The margin explains further: "unsigned isn't implemented yet; it might never be." How right the author was.

Storage of Integer Values (Section 3.1)
In my newsletter on Determining Memory Usage in Java, I noted that when you have a data member of byte or short, it still uses at least 4 bytes of memory. This changed in JDK 1.4. The Oak spec provides the historical reason why this was done:



"A variable's type does not directly affect its storage allocation. Type only determines the variable's properties and legal range of values. If a value is assigned to a variable that is outside the legal range of the variable, the value is reduced modulo the range."

I wish I had known that when I wrote my first Java program. I spent a lot of time deliberating which data types I wanted to use in order to save memory, but I was actually wasting my time. Since this changed as of JDK 1.4, now using bytes and shorts does help to reduce the memory footprint.

Arrays (Section 3.5)
In Oak, you were able to declare arrays as follows:

int a[10]; a[5] = 1;

However, you were also able to declare an array in the current Java fashion with new. Because having two ways of doing the same thing causes confusion, I am very pleased that the old way was removed.

Const vs. Final (Sections 4.6 and 4.9)
Apparently, programmers initially were meant to use final only for classes and methods and const for making fields constant.

Private Did Not Exist (Sections 4.10)
This was to me the most surprising part of Oak 0.2. It had only three access levels (public, protected, and private) as opposed to the current four. Private did not require a keyword and equated to the current "package private" or "friendly" or "package access" type of access level. All classes in a particular package could use all variables and methods declared in the classes in that package, regardless of public, protected, and private declarations. I am very glad that they introduced a more private version of private, one that was accessible only within the class.

The lack of private as you know it today explains why when a member is protected, it is also accessible from within the same package. When Oak was written, protected was obviously accessible within the package because its private (Java's "package access") was the most restrictive access level.
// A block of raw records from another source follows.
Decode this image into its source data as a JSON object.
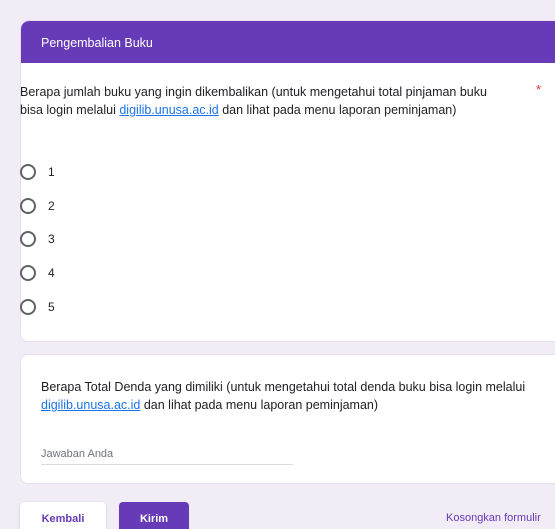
{
  "section": {
    "title": "Pengembalian Buku"
  },
  "question1": {
    "text_before": "Berapa jumlah buku yang ingin dikembalikan (untuk mengetahui total pinjaman buku bisa login melalui ",
    "link": "digilib.unusa.ac.id",
    "text_after": " dan lihat pada menu laporan peminjaman)",
    "required_mark": "*",
    "options": [
      "1",
      "2",
      "3",
      "4",
      "5"
    ]
  },
  "question2": {
    "text_before": "Berapa Total Denda yang dimiliki (untuk mengetahui total denda buku bisa login melalui ",
    "link": "digilib.unusa.ac.id",
    "text_after": " dan lihat pada menu laporan peminjaman)",
    "placeholder": "Jawaban Anda"
  },
  "footer": {
    "back_label": "Kembali",
    "submit_label": "Kirim",
    "clear_label": "Kosongkan formulir"
  },
  "colors": {
    "accent": "#673ab7",
    "link": "#1a73e8",
    "required": "#d93025",
    "background": "#f1ecf6"
  }
}
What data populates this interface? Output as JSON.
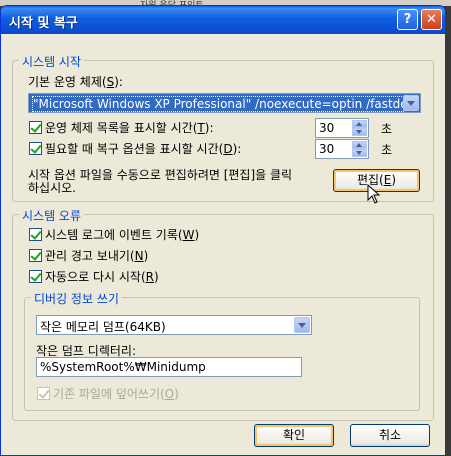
{
  "window": {
    "title": "시작 및 복구"
  },
  "startup": {
    "legend": "시스템 시작",
    "default_os_label": "기본 운영 체제(",
    "default_os_key": "S",
    "default_os_suffix": "):",
    "default_os_value": "\"Microsoft Windows XP Professional\" /noexecute=optin /fastdete",
    "os_list_label": "운영 체제 목록을 표시할 시간(",
    "os_list_key": "T",
    "os_list_suffix": "):",
    "os_list_checked": true,
    "os_list_seconds": "30",
    "recovery_label": "필요할 때 복구 옵션을 표시할 시간(",
    "recovery_key": "D",
    "recovery_suffix": "):",
    "recovery_checked": true,
    "recovery_seconds": "30",
    "seconds_unit": "초",
    "edit_hint_line1": "시작 옵션 파일을 수동으로 편집하려면 [편집]을 클릭",
    "edit_hint_line2": "하십시오.",
    "edit_button": "편집(",
    "edit_key": "E",
    "edit_suffix": ")"
  },
  "failure": {
    "legend": "시스템 오류",
    "write_event_label": "시스템 로그에 이벤트 기록(",
    "write_event_key": "W",
    "write_event_suffix": ")",
    "write_event_checked": true,
    "send_alert_label": "관리 경고 보내기(",
    "send_alert_key": "N",
    "send_alert_suffix": ")",
    "send_alert_checked": true,
    "auto_restart_label": "자동으로 다시 시작(",
    "auto_restart_key": "R",
    "auto_restart_suffix": ")",
    "auto_restart_checked": true
  },
  "debug": {
    "legend": "디버깅 정보 쓰기",
    "type_value": "작은 메모리 덤프(64KB)",
    "dir_label": "작은 덤프 디렉터리:",
    "dir_value": "%SystemRoot%₩Minidump",
    "overwrite_label": "기존 파일에 덮어쓰기(",
    "overwrite_key": "O",
    "overwrite_suffix": ")",
    "overwrite_checked": true,
    "overwrite_enabled": false
  },
  "buttons": {
    "ok": "확인",
    "cancel": "취소"
  },
  "background": {
    "strip_text": "자원 응답   포인트"
  },
  "colors": {
    "titlebar": "#0a5ee6",
    "legend": "#0046d5",
    "face": "#ece9d8",
    "check": "#21a121"
  }
}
I seem to remember that in JDK 1.0 you had a fifth access level called "private protected", which meant that only subclasses could access the member.

This piece of surprising history also explains why fields are not private by default—they actually were "private" originally, when private meant something different. Needless to say, I am quite pleased to have the more restrictive "private" modifier. Without it, the industry would be in even more trouble.